Song by Namewee
- Language: Chinese
- Released: January 26, 2024
- Length: 3:56
- Songwriter: Namewee
- Producers: Namewee, pooh for you (小熊为你, The Puns of Winnie the Pooh in Chinese)

= The People of the Dragon =

"The People of the Dragon" ("龍的傳人") is a Lunar New Year song released by Malaysian singer Namewee on January 26, 2024, to celebrate the Year of the Dragon. The song has been interpreted as satirizing China's Little Pinks, "Wolf Warriors," Chinese Communist Party General Secretary Xi Jinping, political issues in mainland China, and Greater China nationalism.

The music video was filmed at the Baihe Great Wall in Tainan, Taiwan.

== Content ==

The opening of the video features a spoof of the Public Screening Permit from the "pooh for you State Administration of Press, Publication, Radio, Film and Television," (小熊為你新聞出版廣電總局) mimicking the review system that all film and TV productions in mainland China must undergo. In the video, the character pooh for you (小熊为你, The Puns of Winnie the Pooh in Chinese), who performs with Namewee, wears a yellow dragon robe and a Winnie-the-Pooh mask (References comparing Winnie The Pooh To CCP General Secretary Leader In Internet Memes To The Character), with the face pixelated. In the credits, some crew members’ names are also pixelated. The actor playing "pooh for you" is credited as "Jinping (禁評, it means "no comments")," a homophone for Xi Jinping.

The lyrics reference major political and social events in China from 2023, including topics like Myanmar Telecom Network Fraud, lip-syncing, insulting China, effeminate men, and China's Zero-COVID policy. They also mention terms such as "Little Pink" and "Heart in the motherland, body in London."

The song's introduction states that it is "dedicated to Chinese people from all around the world, including Singapore and Malaysia," a likely allusion to pan-Chinese nationalism.

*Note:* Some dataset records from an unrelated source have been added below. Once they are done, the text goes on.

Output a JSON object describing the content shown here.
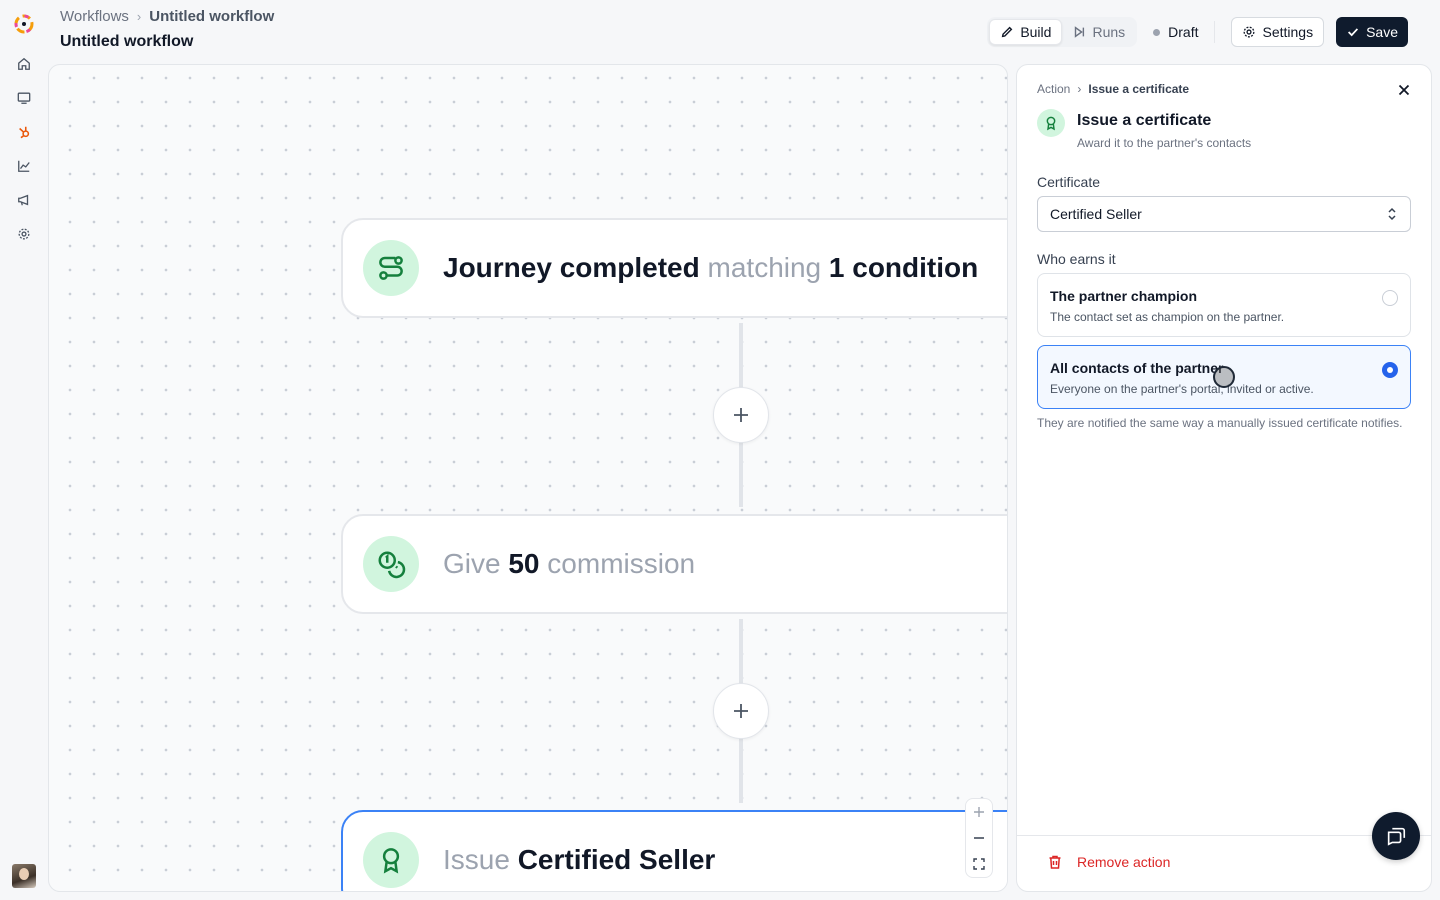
{
  "header": {
    "breadcrumb": [
      "Workflows",
      "Untitled workflow"
    ],
    "title": "Untitled workflow"
  },
  "toolbar": {
    "tabs": [
      {
        "label": "Build",
        "icon": "pencil-icon",
        "active": true
      },
      {
        "label": "Runs",
        "icon": "play-icon",
        "active": false
      }
    ],
    "status": "Draft",
    "settings_label": "Settings",
    "save_label": "Save"
  },
  "sidebar": {
    "items": [
      {
        "name": "home",
        "icon": "home-icon"
      },
      {
        "name": "portal",
        "icon": "monitor-icon"
      },
      {
        "name": "hubspot",
        "icon": "hubspot-icon"
      },
      {
        "name": "analytics",
        "icon": "chart-icon"
      },
      {
        "name": "campaigns",
        "icon": "megaphone-icon"
      },
      {
        "name": "settings",
        "icon": "gear-icon"
      }
    ]
  },
  "workflow": {
    "nodes": [
      {
        "icon": "route-icon",
        "parts": [
          {
            "text": "Journey completed",
            "style": "strong"
          },
          {
            "text": " matching ",
            "style": "muted"
          },
          {
            "text": "1 condition",
            "style": "strong"
          }
        ]
      },
      {
        "icon": "coins-icon",
        "parts": [
          {
            "text": "Give ",
            "style": "muted"
          },
          {
            "text": "50",
            "style": "strong"
          },
          {
            "text": " commission",
            "style": "muted"
          }
        ]
      },
      {
        "icon": "award-icon",
        "parts": [
          {
            "text": "Issue ",
            "style": "muted"
          },
          {
            "text": "Certified Seller",
            "style": "strong"
          }
        ]
      }
    ]
  },
  "panel": {
    "breadcrumb": [
      "Action",
      "Issue a certificate"
    ],
    "title": "Issue a certificate",
    "subtitle": "Award it to the partner's contacts",
    "certificate_label": "Certificate",
    "certificate_value": "Certified Seller",
    "who_label": "Who earns it",
    "options": [
      {
        "title": "The partner champion",
        "desc": "The contact set as champion on the partner.",
        "selected": false
      },
      {
        "title": "All contacts of the partner",
        "desc": "Everyone on the partner's portal, invited or active.",
        "selected": true
      }
    ],
    "note": "They are notified the same way a manually issued certificate notifies.",
    "remove_label": "Remove action"
  },
  "colors": {
    "accent": "#2563eb",
    "primary_dark": "#0f1b2d",
    "node_icon_bg": "#d1f5de",
    "node_icon_fg": "#15803d",
    "danger": "#dc2626"
  }
}
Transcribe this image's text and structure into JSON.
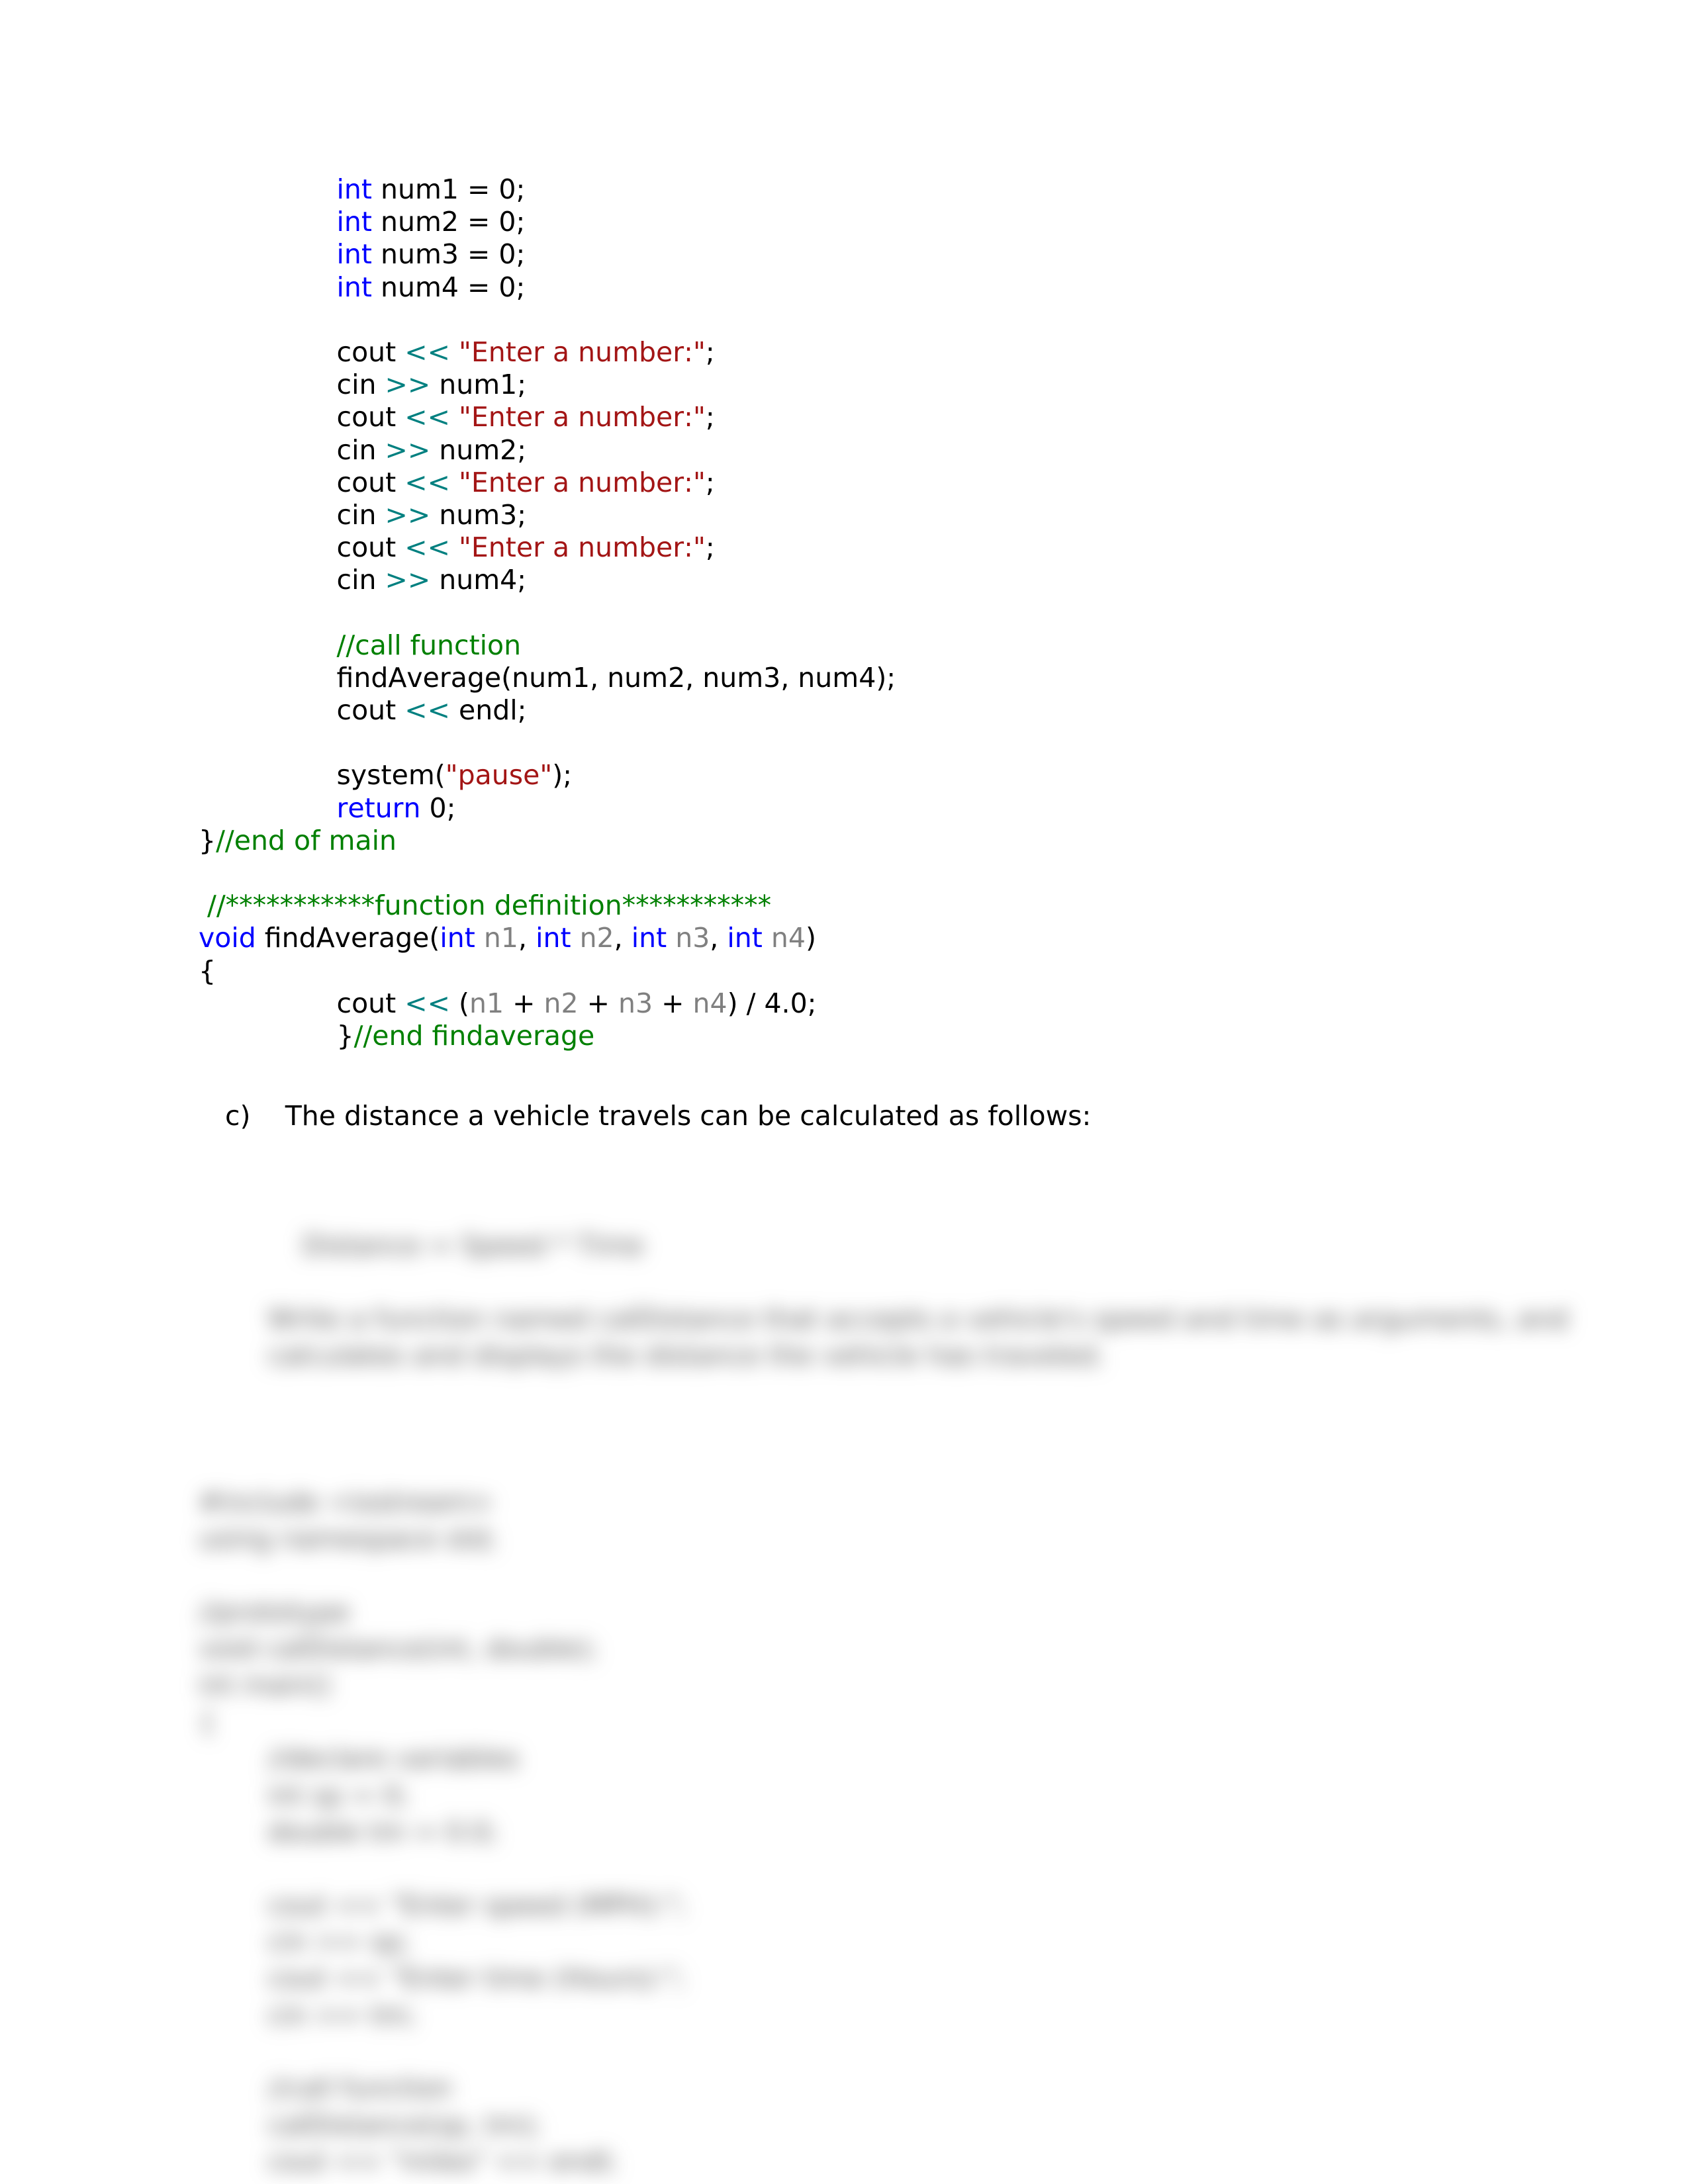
{
  "code": {
    "indent_unit": "        ",
    "lines": [
      {
        "indent": 2,
        "tokens": [
          {
            "cls": "kw",
            "t": "int"
          },
          {
            "cls": "",
            "t": " num1 = 0;"
          }
        ]
      },
      {
        "indent": 2,
        "tokens": [
          {
            "cls": "kw",
            "t": "int"
          },
          {
            "cls": "",
            "t": " num2 = 0;"
          }
        ]
      },
      {
        "indent": 2,
        "tokens": [
          {
            "cls": "kw",
            "t": "int"
          },
          {
            "cls": "",
            "t": " num3 = 0;"
          }
        ]
      },
      {
        "indent": 2,
        "tokens": [
          {
            "cls": "kw",
            "t": "int"
          },
          {
            "cls": "",
            "t": " num4 = 0;"
          }
        ]
      },
      {
        "indent": 0,
        "tokens": [
          {
            "cls": "",
            "t": ""
          }
        ]
      },
      {
        "indent": 2,
        "tokens": [
          {
            "cls": "",
            "t": "cout "
          },
          {
            "cls": "op",
            "t": "<<"
          },
          {
            "cls": "",
            "t": " "
          },
          {
            "cls": "str",
            "t": "\"Enter a number:\""
          },
          {
            "cls": "",
            "t": ";"
          }
        ]
      },
      {
        "indent": 2,
        "tokens": [
          {
            "cls": "",
            "t": "cin "
          },
          {
            "cls": "op",
            "t": ">>"
          },
          {
            "cls": "",
            "t": " num1;"
          }
        ]
      },
      {
        "indent": 2,
        "tokens": [
          {
            "cls": "",
            "t": "cout "
          },
          {
            "cls": "op",
            "t": "<<"
          },
          {
            "cls": "",
            "t": " "
          },
          {
            "cls": "str",
            "t": "\"Enter a number:\""
          },
          {
            "cls": "",
            "t": ";"
          }
        ]
      },
      {
        "indent": 2,
        "tokens": [
          {
            "cls": "",
            "t": "cin "
          },
          {
            "cls": "op",
            "t": ">>"
          },
          {
            "cls": "",
            "t": " num2;"
          }
        ]
      },
      {
        "indent": 2,
        "tokens": [
          {
            "cls": "",
            "t": "cout "
          },
          {
            "cls": "op",
            "t": "<<"
          },
          {
            "cls": "",
            "t": " "
          },
          {
            "cls": "str",
            "t": "\"Enter a number:\""
          },
          {
            "cls": "",
            "t": ";"
          }
        ]
      },
      {
        "indent": 2,
        "tokens": [
          {
            "cls": "",
            "t": "cin "
          },
          {
            "cls": "op",
            "t": ">>"
          },
          {
            "cls": "",
            "t": " num3;"
          }
        ]
      },
      {
        "indent": 2,
        "tokens": [
          {
            "cls": "",
            "t": "cout "
          },
          {
            "cls": "op",
            "t": "<<"
          },
          {
            "cls": "",
            "t": " "
          },
          {
            "cls": "str",
            "t": "\"Enter a number:\""
          },
          {
            "cls": "",
            "t": ";"
          }
        ]
      },
      {
        "indent": 2,
        "tokens": [
          {
            "cls": "",
            "t": "cin "
          },
          {
            "cls": "op",
            "t": ">>"
          },
          {
            "cls": "",
            "t": " num4;"
          }
        ]
      },
      {
        "indent": 0,
        "tokens": [
          {
            "cls": "",
            "t": ""
          }
        ]
      },
      {
        "indent": 2,
        "tokens": [
          {
            "cls": "cmt",
            "t": "//call function"
          }
        ]
      },
      {
        "indent": 2,
        "tokens": [
          {
            "cls": "",
            "t": "findAverage(num1, num2, num3, num4);"
          }
        ]
      },
      {
        "indent": 2,
        "tokens": [
          {
            "cls": "",
            "t": "cout "
          },
          {
            "cls": "op",
            "t": "<<"
          },
          {
            "cls": "",
            "t": " endl;"
          }
        ]
      },
      {
        "indent": 0,
        "tokens": [
          {
            "cls": "",
            "t": ""
          }
        ]
      },
      {
        "indent": 2,
        "tokens": [
          {
            "cls": "",
            "t": "system("
          },
          {
            "cls": "str",
            "t": "\"pause\""
          },
          {
            "cls": "",
            "t": ");"
          }
        ]
      },
      {
        "indent": 2,
        "tokens": [
          {
            "cls": "kw",
            "t": "return"
          },
          {
            "cls": "",
            "t": " 0;"
          }
        ]
      },
      {
        "indent": 0,
        "tokens": [
          {
            "cls": "",
            "t": "}"
          },
          {
            "cls": "cmt",
            "t": "//end of main"
          }
        ]
      },
      {
        "indent": 0,
        "tokens": [
          {
            "cls": "",
            "t": ""
          }
        ]
      },
      {
        "indent": 0,
        "tokens": [
          {
            "cls": "",
            "t": " "
          },
          {
            "cls": "cmt",
            "t": "//***********function definition***********"
          }
        ]
      },
      {
        "indent": 0,
        "tokens": [
          {
            "cls": "kw",
            "t": "void"
          },
          {
            "cls": "",
            "t": " findAverage("
          },
          {
            "cls": "kw",
            "t": "int"
          },
          {
            "cls": "",
            "t": " "
          },
          {
            "cls": "param",
            "t": "n1"
          },
          {
            "cls": "",
            "t": ", "
          },
          {
            "cls": "kw",
            "t": "int"
          },
          {
            "cls": "",
            "t": " "
          },
          {
            "cls": "param",
            "t": "n2"
          },
          {
            "cls": "",
            "t": ", "
          },
          {
            "cls": "kw",
            "t": "int"
          },
          {
            "cls": "",
            "t": " "
          },
          {
            "cls": "param",
            "t": "n3"
          },
          {
            "cls": "",
            "t": ", "
          },
          {
            "cls": "kw",
            "t": "int"
          },
          {
            "cls": "",
            "t": " "
          },
          {
            "cls": "param",
            "t": "n4"
          },
          {
            "cls": "",
            "t": ")"
          }
        ]
      },
      {
        "indent": 0,
        "tokens": [
          {
            "cls": "",
            "t": "{"
          }
        ]
      },
      {
        "indent": 2,
        "tokens": [
          {
            "cls": "",
            "t": "cout "
          },
          {
            "cls": "op",
            "t": "<<"
          },
          {
            "cls": "",
            "t": " ("
          },
          {
            "cls": "param",
            "t": "n1"
          },
          {
            "cls": "",
            "t": " + "
          },
          {
            "cls": "param",
            "t": "n2"
          },
          {
            "cls": "",
            "t": " + "
          },
          {
            "cls": "param",
            "t": "n3"
          },
          {
            "cls": "",
            "t": " + "
          },
          {
            "cls": "param",
            "t": "n4"
          },
          {
            "cls": "",
            "t": ") / 4.0;"
          }
        ]
      },
      {
        "indent": 2,
        "tokens": [
          {
            "cls": "",
            "t": "}"
          },
          {
            "cls": "cmt",
            "t": "//end findaverage"
          }
        ]
      }
    ]
  },
  "question": {
    "label": "c)",
    "gap": "    ",
    "text": "The distance a vehicle travels can be calculated as follows:"
  },
  "blurred_hint": "        Distance = Speed * Time\n\n        Write a function named calDistance that accepts a vehicle's speed and time as arguments, and\n        calculates and displays the distance the vehicle has traveled.\n\n\n\n#include <iostream>\nusing namespace std;\n\n//prototype\nvoid calDistance(int, double);\nint main()\n{\n        //declare variables\n        int sp = 0;\n        double tm = 0.0;\n\n        cout << \"Enter speed (MPH):\";\n        cin >> sp;\n        cout << \"Enter time (Hours):\";\n        cin >> tm;\n\n        //call function\n        calDistance(sp, tm);\n        cout << \"miles\" << endl;"
}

==Reception and commentary==

Brendan Kavanagh (Dr K), a British pianist known for his performance at London’s St. Pancras railway station, commented on YouTube that he loved the song and even invited Namewee to shoot a video in the UK.

=== Trivia ===

A user on Chinese social media platform TikTok (Mainland China version) claimed their account was permanently banned after sharing the song, believing it to be a harmless Lunar New Year tune. The user later warned others on Xiaohongshu about the song's anti-China nature. Upon hearing this, Namewee responded on Facebook with an apology to the user, sarcastically reiterating that The People of the Dragon is indeed a "patriotic and pro-party" song.

== Impact ==

On August 24, 2024, Namewee revealed that he had received a threatening phone call from Cambodia in April, demanding the removal of "The People of the Dragon" and "Fragile". After refusing, his business partners in China were reportedly harassed and intimidated, forcing them to cancel collaborations. As a result, 15 upcoming shows in his Big Plane World Tour (大飛機世界巡迴演唱會) had to be canceled. On September 10, Namewee held another press conference to announce the relaunch of his world tour and described how the tour, which began in April 2023 at Taipei Arena (台北小巨蛋), was suppressed by Chinese authorities. On China's National Day later that year, Namewee posted that Fragile had surpassed 73 million views on YouTube and The People of the Dragon was nearing 11 million views, jokingly adding that he was "just sharing," with "no other intention."